UTF-32 has to be treated as a variable-length coding in most cases, no different from UTF-16 - otherwise, you'd miscount even characters common in western languages like 'ä' if it happens that the user used the decomposed form.

Even normalization doesn't help with that, as not all grapheme clusters can be composed into a single codepoint.

Perl6 is an example of a language which does the right thing here: Its string type has no length method - you have to be explicit if you want to get the number of bytes, codepoints or grapheme clusters.

To add some confusion back in, the language also provides a method which gets the number of 'characters', where the idea of what a character is can be configured at lexical scope (it defaults to grapheme cluster).

masklinn · on Feb 9, 2012

> To add some confusion back in, it also provide a method which gets the number of 'characters', where the idea of what a character is can be configured at lexical scope (it defaults to grapheme cluster).

That's actually pretty cool, as it lets the library configure itself for the representation which makes most sense to it: a library which deals in storage or network stuff can configure for codepoints or bytes length, whereas a UI library will use grapheme clusters for bounding box computations & al.

Configuring it lexically also makes sense as it avoid leaking that out (which dynamically scoped configuration would).

cygx · on Feb 9, 2012

I agree that this flexibility is nice to have, and the comment was a bit tongue-in-cheek, because reading the spec felt like this:

length: This word is _banned_. Evil. DO NOT USE!

chars: Same thing as length, just with a new name oO

alinajaf · on Feb 9, 2012

Interesting, did not know about grapheme clusters. More info on unicode.org:

http://unicode.org/reports/tr29/#Grapheme_Cluster_Boundaries

masklinn · on Feb 9, 2012

> Most modern languages such as Python 3

Not true until Python 3's "flexible strings" implementation. Unless you're using "wide" builds (which use UTF-32 internally), which are already available in Python 2 and are not the default representation.

thristian · on Feb 9, 2012

I'm pretty sure every Linux distribution's official Python packages are wide builds. Certainly, this is the case on Ubuntu and Debian, and I think Red Hat as well.

masklinn · on Feb 9, 2012

> I'm pretty sure every Linux distribution's official Python packages are wide builds.

That's a matter of Linux distributions packaging (again, by default, without any specific configuration, Python will set itself up using narrow builds), and if you assume wide builds your code is broken.
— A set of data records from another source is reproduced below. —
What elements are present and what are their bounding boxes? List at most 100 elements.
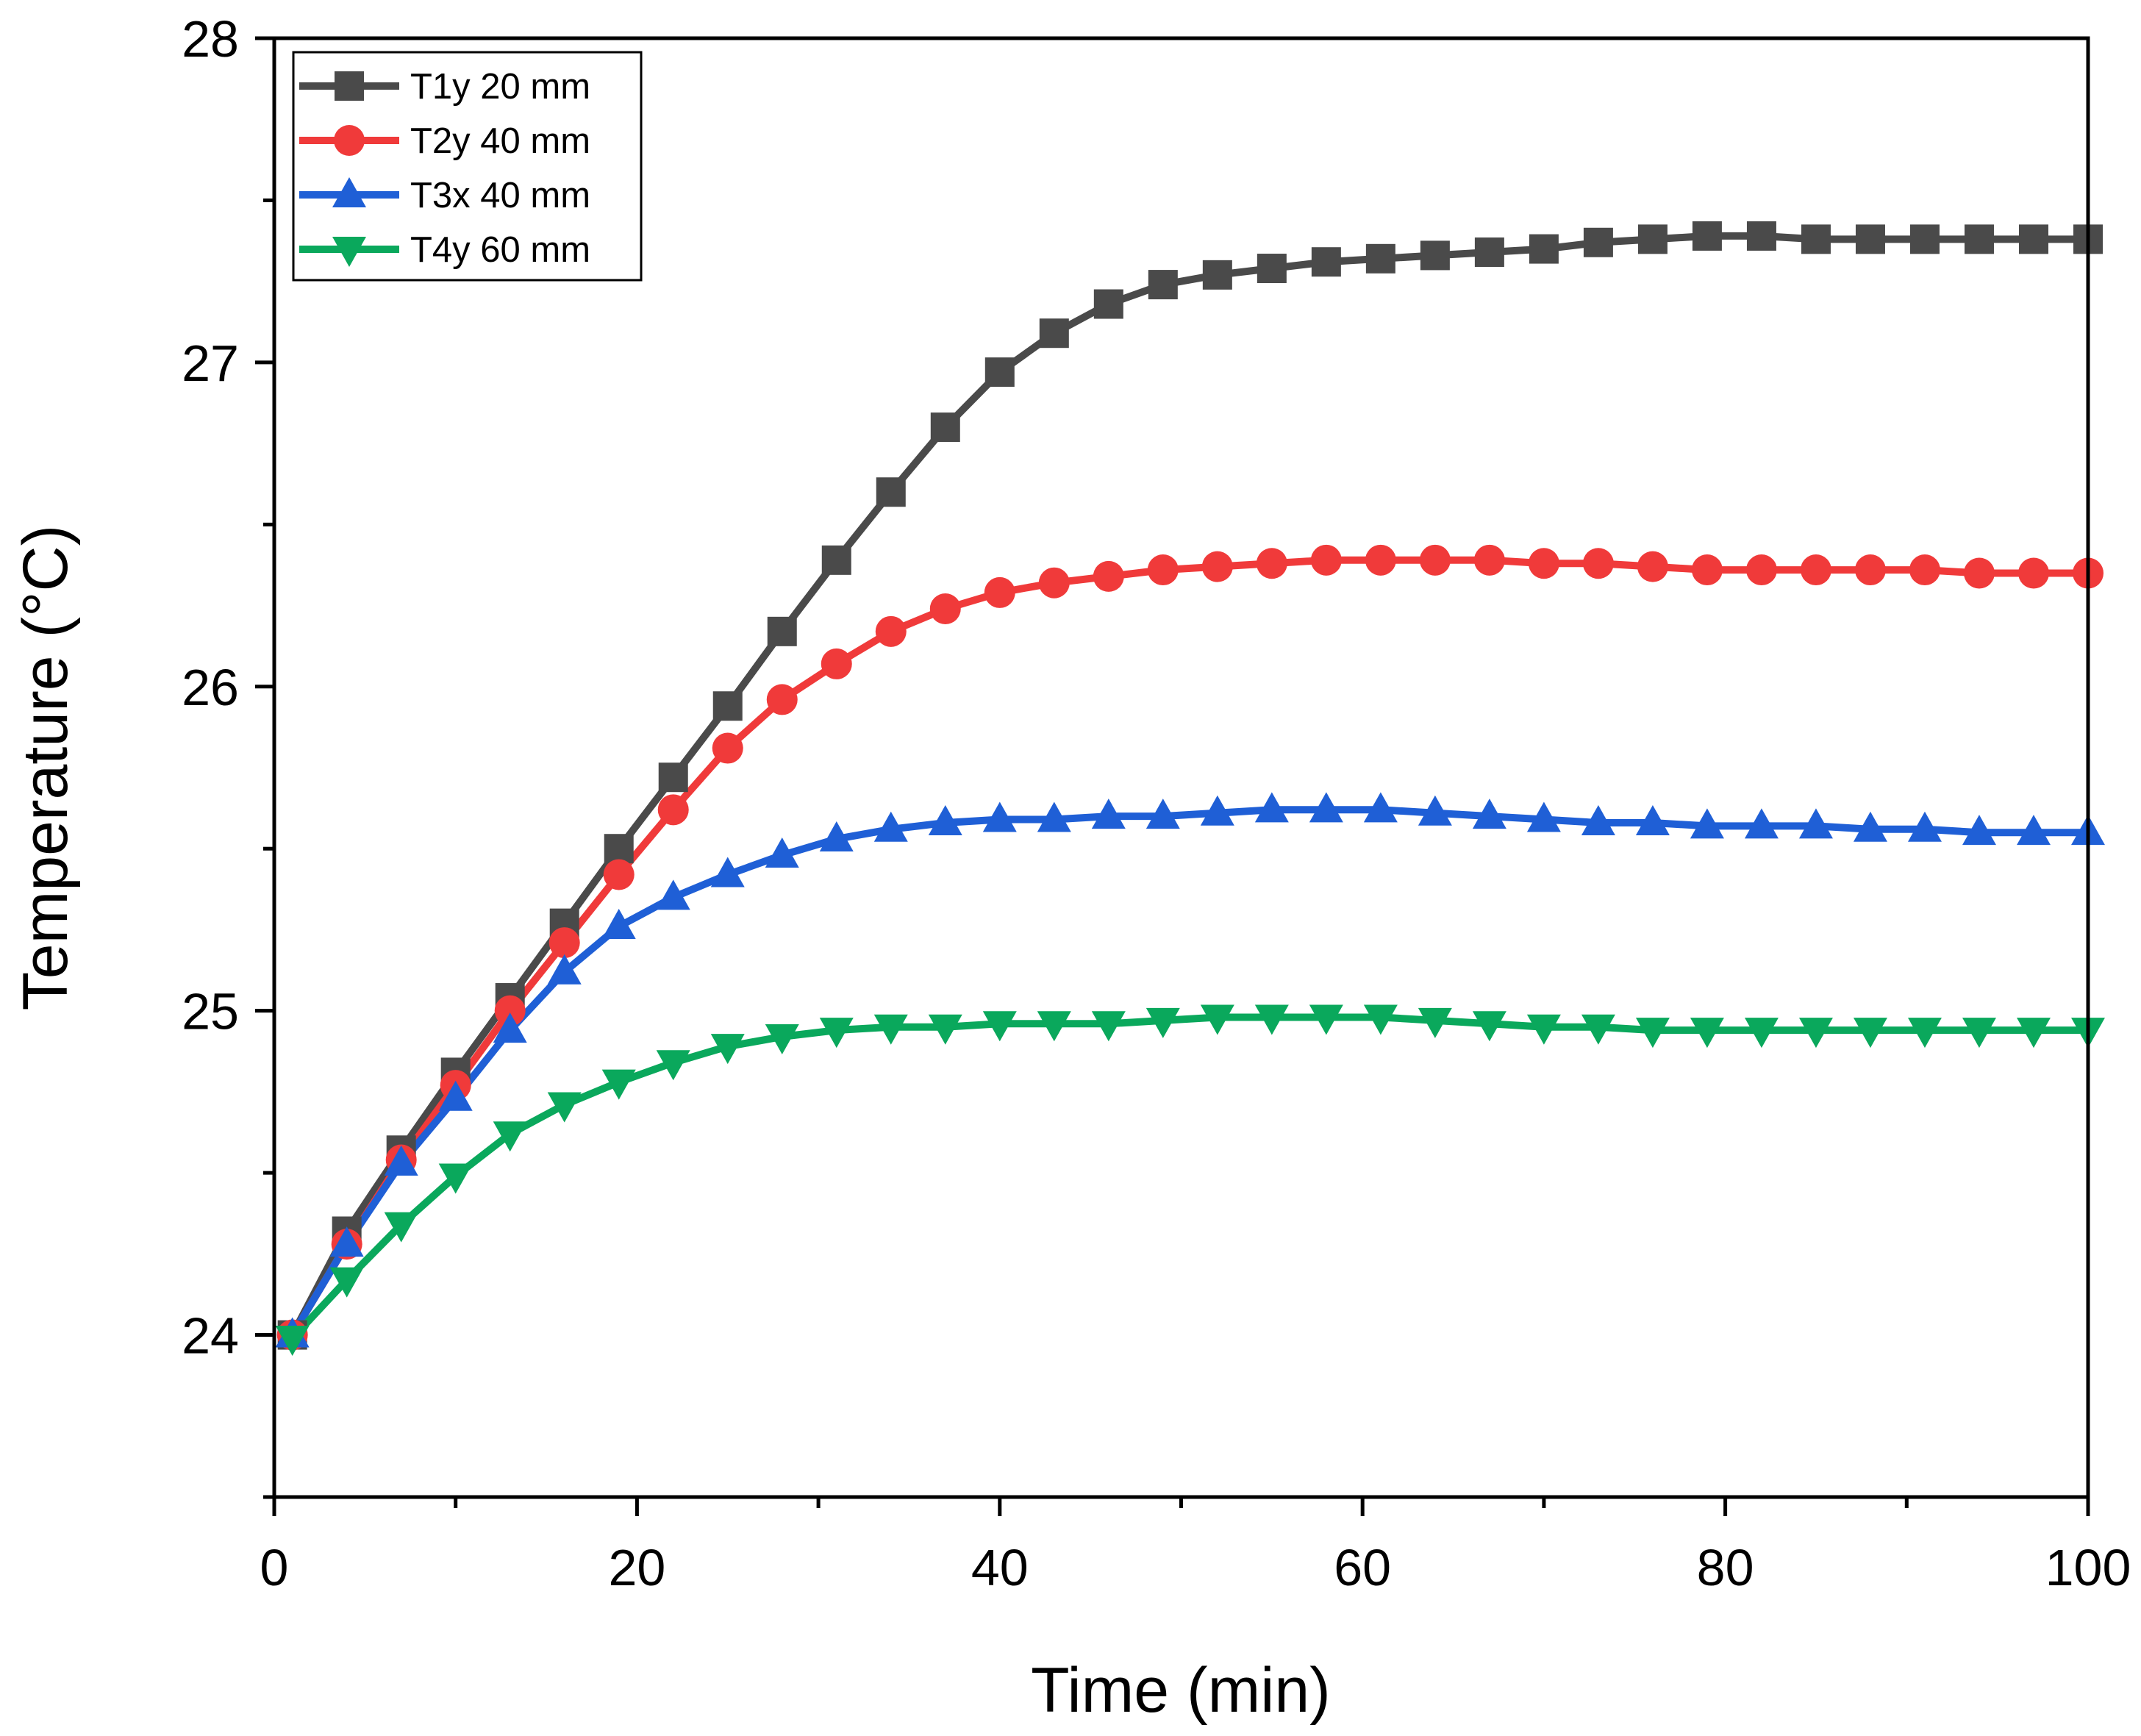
data-point-series-3 xyxy=(438,1080,473,1111)
data-point-series-4 xyxy=(1254,1004,1289,1035)
data-point-series-2 xyxy=(1745,554,1777,586)
x-tick-label: 0 xyxy=(260,1539,289,1596)
data-point-series-3 xyxy=(1472,799,1506,829)
data-point-series-4 xyxy=(438,1163,473,1194)
data-point-series-2 xyxy=(2017,557,2049,589)
series-markers xyxy=(275,221,2105,1356)
data-point-series-2 xyxy=(1473,544,1505,576)
x-axis-tick-labels: 0 20 40 60 80 100 xyxy=(260,1539,2131,1596)
data-point-series-3 xyxy=(329,1226,364,1257)
x-tick-label: 40 xyxy=(971,1539,1029,1596)
data-point-series-1 xyxy=(1964,224,1994,254)
data-point-series-4 xyxy=(1635,1018,1670,1049)
y-tick-label: 25 xyxy=(182,983,239,1040)
y-axis-title: Temperature (°C) xyxy=(10,525,81,1010)
data-point-series-1 xyxy=(1746,221,1776,251)
data-point-series-3 xyxy=(384,1145,418,1176)
data-point-series-4 xyxy=(710,1034,745,1065)
series-line-2 xyxy=(288,556,2092,1339)
data-point-series-2 xyxy=(548,927,580,959)
data-point-series-1 xyxy=(1474,237,1504,267)
data-point-series-4 xyxy=(1145,1007,1180,1038)
data-point-series-3 xyxy=(1254,792,1289,823)
x-tick-label: 100 xyxy=(2045,1539,2131,1596)
data-point-series-1 xyxy=(1365,243,1395,274)
data-point-series-4 xyxy=(1962,1018,1996,1049)
legend-label-4: T4y 60 mm xyxy=(410,230,590,270)
data-point-series-4 xyxy=(1200,1004,1234,1035)
data-point-series-2 xyxy=(1256,548,1287,579)
data-point-series-2 xyxy=(1800,554,1831,586)
data-point-series-3 xyxy=(2016,815,2051,846)
legend-label-3: T3x 40 mm xyxy=(410,176,590,215)
data-point-series-2 xyxy=(1038,567,1070,599)
data-point-series-4 xyxy=(493,1121,527,1152)
data-point-series-1 xyxy=(1257,254,1287,284)
data-point-series-4 xyxy=(656,1050,690,1081)
data-point-series-3 xyxy=(1690,808,1724,839)
legend-marker-1 xyxy=(335,71,364,101)
data-point-series-3 xyxy=(547,954,582,985)
data-point-series-3 xyxy=(1091,799,1126,829)
data-point-series-3 xyxy=(1037,801,1071,832)
data-point-series-4 xyxy=(819,1018,854,1049)
data-point-series-3 xyxy=(493,1012,527,1043)
data-point-series-2 xyxy=(603,859,635,890)
x-tick-label: 60 xyxy=(1334,1539,1391,1596)
data-point-series-2 xyxy=(1201,551,1233,582)
data-point-series-4 xyxy=(765,1024,799,1054)
y-axis-tick-labels: 24 25 26 27 28 xyxy=(182,10,239,1365)
data-point-series-3 xyxy=(873,811,908,842)
data-point-series-3 xyxy=(928,804,962,835)
data-point-series-3 xyxy=(710,857,745,887)
legend-label-2: T2y 40 mm xyxy=(410,121,590,161)
data-point-series-1 xyxy=(1637,224,1668,254)
data-point-series-3 xyxy=(1744,808,1779,839)
data-point-series-2 xyxy=(712,732,743,764)
legend-marker-3 xyxy=(332,177,366,207)
data-point-series-3 xyxy=(982,801,1017,832)
data-point-series-1 xyxy=(1039,318,1069,349)
data-point-series-3 xyxy=(656,879,690,910)
legend-marker-2 xyxy=(334,125,365,156)
legend-marker-4 xyxy=(332,237,366,267)
data-point-series-4 xyxy=(1418,1007,1452,1038)
x-tick-label: 80 xyxy=(1697,1539,1754,1596)
data-point-series-2 xyxy=(821,648,852,679)
legend: T1y 20 mm T2y 40 mm T3x 40 mm T4y 60 mm xyxy=(292,51,643,282)
data-point-series-4 xyxy=(1363,1004,1398,1035)
data-point-series-2 xyxy=(1691,554,1723,586)
data-point-series-1 xyxy=(930,412,960,443)
data-point-series-3 xyxy=(1363,792,1398,823)
data-point-series-3 xyxy=(601,909,636,940)
series-lines xyxy=(288,232,2092,1342)
data-point-series-1 xyxy=(1420,240,1450,271)
data-point-series-1 xyxy=(1855,224,1885,254)
data-point-series-3 xyxy=(1853,811,1887,842)
data-point-series-4 xyxy=(1526,1014,1561,1045)
data-point-series-1 xyxy=(604,834,634,864)
data-point-series-2 xyxy=(1637,551,1668,582)
data-point-series-1 xyxy=(1801,224,1831,254)
data-point-series-1 xyxy=(876,477,906,507)
data-point-series-2 xyxy=(766,684,798,715)
data-point-series-3 xyxy=(1635,804,1670,835)
data-point-series-1 xyxy=(1692,221,1722,251)
data-point-series-2 xyxy=(494,995,526,1026)
y-tick-label: 28 xyxy=(182,10,239,68)
data-point-series-4 xyxy=(547,1092,582,1123)
data-point-series-4 xyxy=(1853,1018,1887,1049)
data-point-series-4 xyxy=(1798,1018,1833,1049)
data-point-series-4 xyxy=(275,1325,310,1356)
data-point-series-3 xyxy=(1418,795,1452,826)
y-tick-label: 24 xyxy=(182,1307,239,1365)
y-tick-label: 26 xyxy=(182,659,239,716)
data-point-series-3 xyxy=(1200,795,1234,826)
data-point-series-1 xyxy=(658,762,688,793)
data-point-series-4 xyxy=(1907,1018,1942,1049)
data-point-series-4 xyxy=(1037,1011,1071,1042)
data-point-series-3 xyxy=(1581,804,1615,835)
data-point-series-1 xyxy=(1202,260,1232,290)
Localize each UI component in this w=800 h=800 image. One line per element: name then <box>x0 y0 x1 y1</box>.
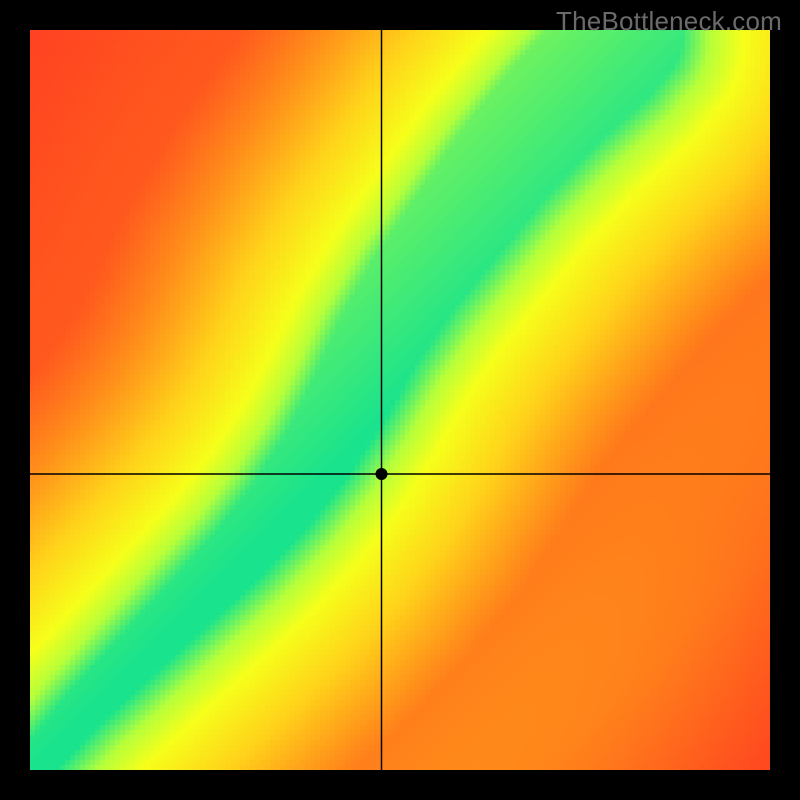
chart-container: TheBottleneck.com <box>0 0 800 800</box>
bottleneck-heatmap <box>30 30 770 770</box>
watermark-text: TheBottleneck.com <box>556 6 782 37</box>
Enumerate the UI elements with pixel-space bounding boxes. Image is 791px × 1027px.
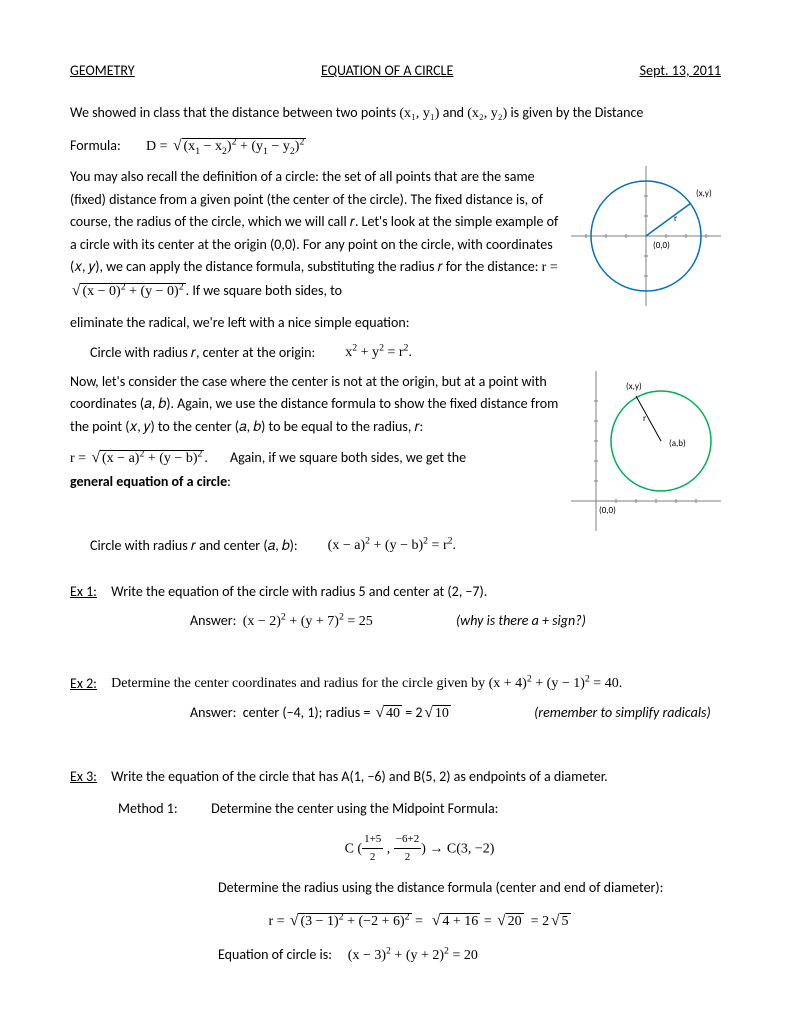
ex1-answer-eq: (x − 2)2 + (y + 7)2 = 25 [243, 614, 373, 629]
example-2: Ex 2: Determine the center coordinates a… [70, 673, 721, 726]
eq2: (x − a)2 + (y − b)2 = r2. [328, 535, 456, 557]
fig1-origin-label: (0,0) [653, 240, 670, 251]
fig2-xy-label: (x,y) [626, 381, 642, 392]
ex3-final: Equation of circle is: (x − 3)2 + (y + 2… [218, 944, 721, 967]
ex2-label: Ex 2: [70, 673, 108, 695]
ex3-method1: Method 1: Determine the center using the… [118, 798, 721, 967]
section1-p1: You may also recall the definition of a … [70, 166, 561, 304]
fig2-center-label: (a,b) [669, 438, 686, 449]
fig2-r-label: r [643, 413, 646, 424]
section2-p2: r = (x − a)2 + (y − b)2. Again, if we sq… [70, 446, 561, 493]
figure-circle-ab: (x,y) r (a,b) (0,0) [571, 371, 721, 531]
ex3-label: Ex 3: [70, 766, 108, 788]
distance-formula: Formula: D = (x1 − x2)2 + (y1 − y2)2 [70, 134, 721, 159]
ex3-midpoint-calc: C (1+52 , −6+22) → C(3, −2) [118, 831, 721, 867]
header-left: GEOMETRY [70, 60, 135, 82]
distance-formula-eq: D = (x1 − x2)2 + (y1 − y2)2 [146, 139, 306, 154]
page-header: GEOMETRY EQUATION OF A CIRCLE Sept. 13, … [70, 60, 721, 82]
ex3-radius-calc: r = (3 − 1)2 + (−2 + 6)2 = 4 + 16 = 20 =… [118, 909, 721, 934]
section1-p2: eliminate the radical, we're left with a… [70, 312, 721, 334]
ex2-answer: Answer: center (−4, 1); radius = 40 = 21… [190, 701, 721, 726]
ex1-question: Write the equation of the circle with ra… [111, 581, 712, 603]
header-center: EQUATION OF A CIRCLE [321, 60, 453, 82]
fig2-origin-label: (0,0) [599, 505, 616, 516]
ex3-final-eq: (x − 3)2 + (y + 2)2 = 20 [348, 948, 478, 963]
fig1-xy-label: (x,y) [696, 188, 712, 199]
example-1: Ex 1: Write the equation of the circle w… [70, 581, 721, 633]
section2-p1: Now, let's consider the case where the c… [70, 371, 561, 438]
intro-line: We showed in class that the distance bet… [70, 102, 721, 125]
eq1: x2 + y2 = r2. [345, 342, 412, 364]
eq-general-circle: Circle with radius 𝑟 and center (𝑎, 𝑏): … [90, 535, 721, 557]
ex3-question: Write the equation of the circle that ha… [111, 766, 712, 788]
ex2-note: (remember to simplify radicals) [534, 702, 711, 724]
ex1-label: Ex 1: [70, 581, 108, 603]
figure-circle-origin: (x,y) r (0,0) [571, 166, 721, 306]
ex2-question: Determine the center coordinates and rad… [111, 673, 712, 695]
fig1-r-label: r [674, 213, 677, 224]
eq-origin-circle: Circle with radius 𝑟, center at the orig… [90, 342, 721, 364]
ex1-note: (why is there a + sign?) [456, 610, 586, 632]
example-3: Ex 3: Write the equation of the circle t… [70, 766, 721, 967]
r-eq-ab: r = (x − a)2 + (y − b)2. [70, 451, 208, 466]
ex1-answer: Answer: (x − 2)2 + (y + 7)2 = 25 (why is… [190, 610, 721, 633]
header-right: Sept. 13, 2011 [640, 60, 721, 82]
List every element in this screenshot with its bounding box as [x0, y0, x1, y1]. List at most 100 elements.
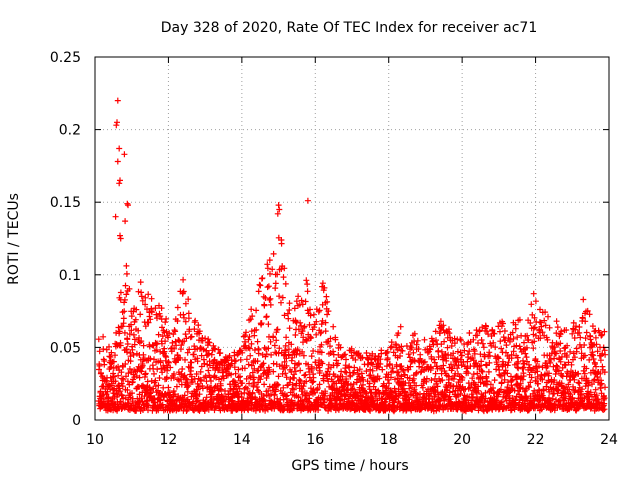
data-point-outlier — [274, 210, 281, 217]
data-point — [154, 366, 161, 373]
data-point — [239, 349, 246, 356]
data-point — [583, 329, 590, 336]
data-point — [343, 356, 349, 363]
data-point — [208, 351, 215, 358]
data-point — [281, 265, 288, 272]
data-point — [249, 389, 256, 396]
data-point — [107, 386, 114, 393]
data-point — [126, 366, 133, 372]
data-point-outlier — [530, 290, 537, 297]
data-point — [195, 322, 202, 329]
data-point — [307, 306, 313, 313]
data-point — [525, 336, 532, 343]
data-point — [492, 344, 499, 351]
data-point — [376, 364, 382, 371]
data-point — [510, 335, 517, 342]
data-point — [208, 378, 214, 384]
data-point — [454, 365, 461, 372]
data-point — [293, 298, 300, 305]
data-point — [527, 320, 534, 326]
data-point — [598, 380, 605, 387]
data-point — [440, 362, 447, 369]
data-point — [503, 342, 510, 349]
data-point — [571, 335, 578, 341]
data-point — [172, 328, 179, 335]
data-point — [266, 257, 273, 264]
data-point — [440, 322, 447, 329]
data-point — [501, 328, 508, 334]
data-point — [371, 355, 378, 362]
y-tick-label: 0.1 — [59, 268, 81, 284]
data-point — [299, 328, 306, 335]
data-point — [165, 334, 172, 341]
data-point — [599, 331, 606, 338]
data-point — [352, 356, 359, 363]
data-point — [497, 338, 504, 345]
data-point — [316, 381, 323, 388]
data-point — [482, 361, 489, 368]
data-point — [165, 359, 172, 366]
data-point — [172, 391, 178, 398]
data-point — [130, 331, 137, 338]
data-point — [206, 362, 213, 369]
data-point — [555, 367, 562, 374]
data-point — [186, 346, 193, 353]
data-point — [250, 374, 257, 381]
data-point — [123, 270, 130, 277]
data-point — [546, 370, 552, 377]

Furthermore, pilif asserted a difference between Python 2 and Python 3. There is no such thing prior to the yet-unreleased Python 3.3 as making wide builds the default was explicitly rejected for Python 3, Python 2 and Python 3 behave exactly the same way on that front (again, prior to Python 3.3)

Of course pilif is also wrong in asserting that "The methods to retrieve a string length would return the amount of bytes the internal representation of the string requires.", Python < 3.3 returns the number of code units making up the string (never the number of bytes for the the unicode string types — str/bytes is a different matter as it's not unicode data)

Nick_C · on Feb 11, 2012

FYI, Slackware isn't, it is narrow build.